Whenever I have to troubleshoot "wifi is not working", "video is not working" etc. problems in linux I really do not understand how to do it correctly. My approach is messy: try
lspci, look into
dmesg, look into some logs, google and hopefully you'll find the solution. What I really want is to understand what is going on and to be able to trace the whole path and find out when exactly something's going wrong.
Let's say wifi is broken.
lspci to find out what kind of network card is in my computer. Usually I can see something related to wifi in
lspci's output. This "something" includes the name and model of my card. But how does it work? Does this command list only the devices previously successfully discovered by something else (udev may be?) Where does it take the name/description of the device? Is it stored somewhere inside the hardware? Is it possible that
lspci would not report my piece of hardware if something went wrong on previous steps?

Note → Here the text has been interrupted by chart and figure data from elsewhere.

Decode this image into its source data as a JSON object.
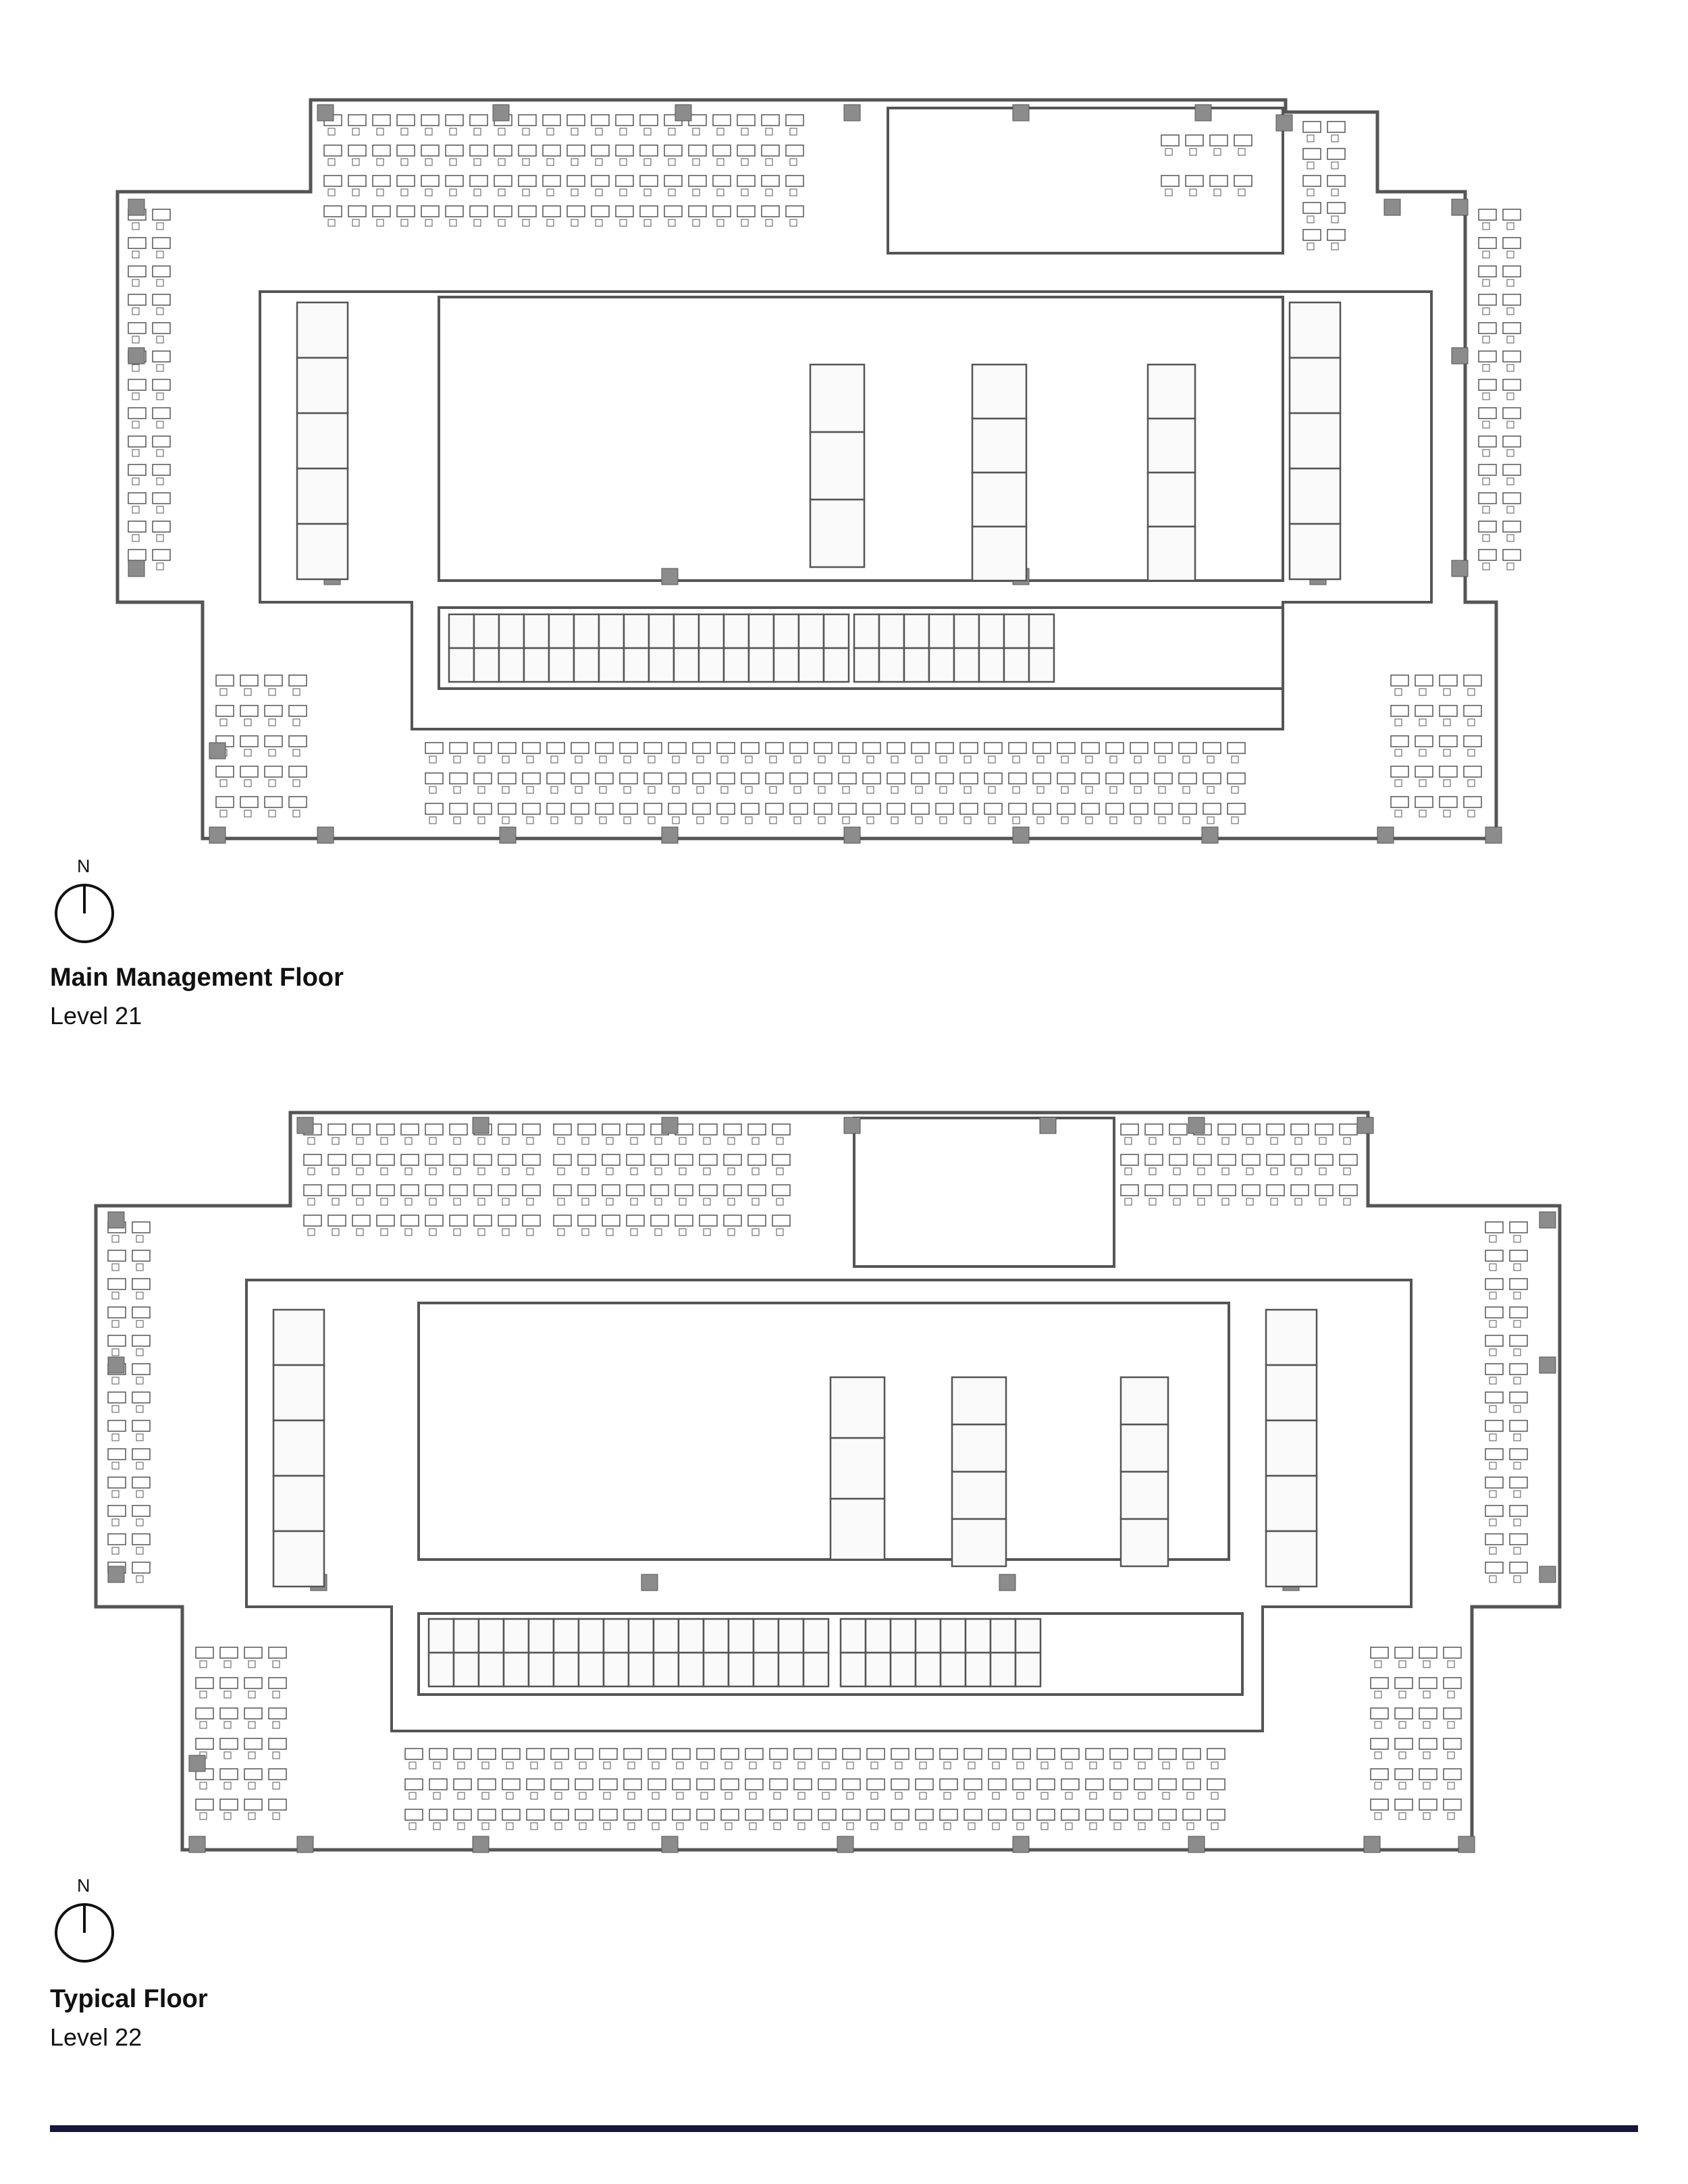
{
  "plans": [
    {
      "title": "Main Management Floor",
      "level": "Level 21",
      "north": "N"
    },
    {
      "title": "Typical Floor",
      "level": "Level 22",
      "north": "N"
    }
  ],
  "colors": {
    "line": "#555555",
    "fill": "#f4f4f4",
    "column": "#8c8c8c",
    "rule": "#16163a"
  }
}
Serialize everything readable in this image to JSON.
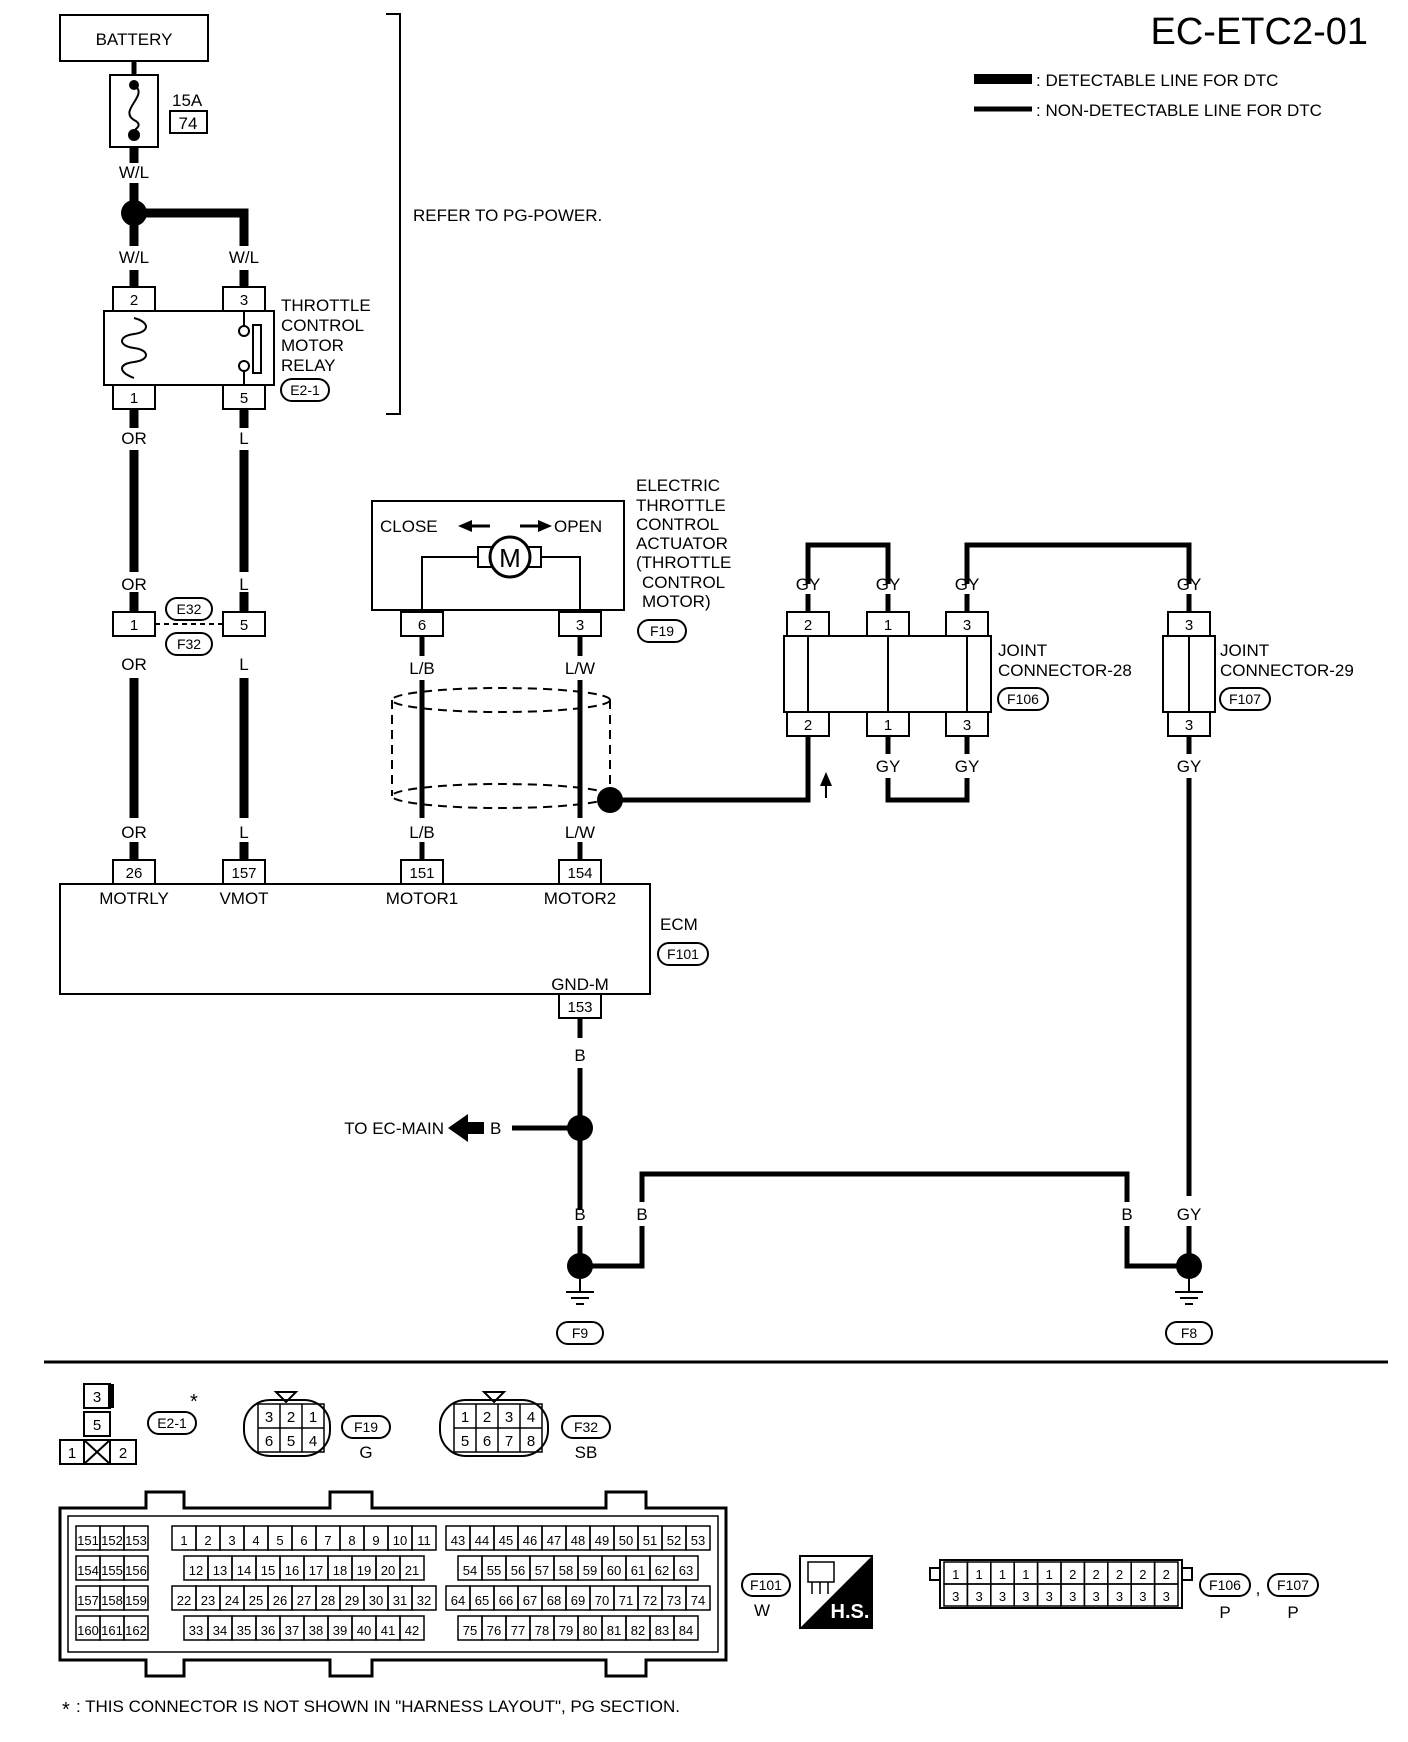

Now I need to understand if appropriate kernel module is present for my hardware. What I do is I go into kernel sources, run
make menuconfig and search for the name of my hardware. Does it mean that the kernel must know about all the network card models on Earth? This seems strange because there are way too many of such models. I guess all the network cards should have similar interfaces, what is so different between them that makes it necessary to have different modules for different types of cards?
Is there a better way to find out suitable kernel model for my card? What should I do if even after the module I found is compiled and installed the card still does not work? How can I make sure the module is correct (that would mean that the problem happens on some later stages)?
Now I run
iwconfig. These commands display network interfaces. If I see the wifi interface in the result, does it mean that the kernel successfully detected the hardware and created the interface so that other programs can use it now? Does it mean that the problem now is more high-level (such as wrong password or smthn like that)?
Can contents of
/dev/ directory help me somehow to understand what is going wrong (or make sure that something is definitely going right)?
Sorry if this question looks messy, it reflects the mess in my head. Please help me to get rid of this mess.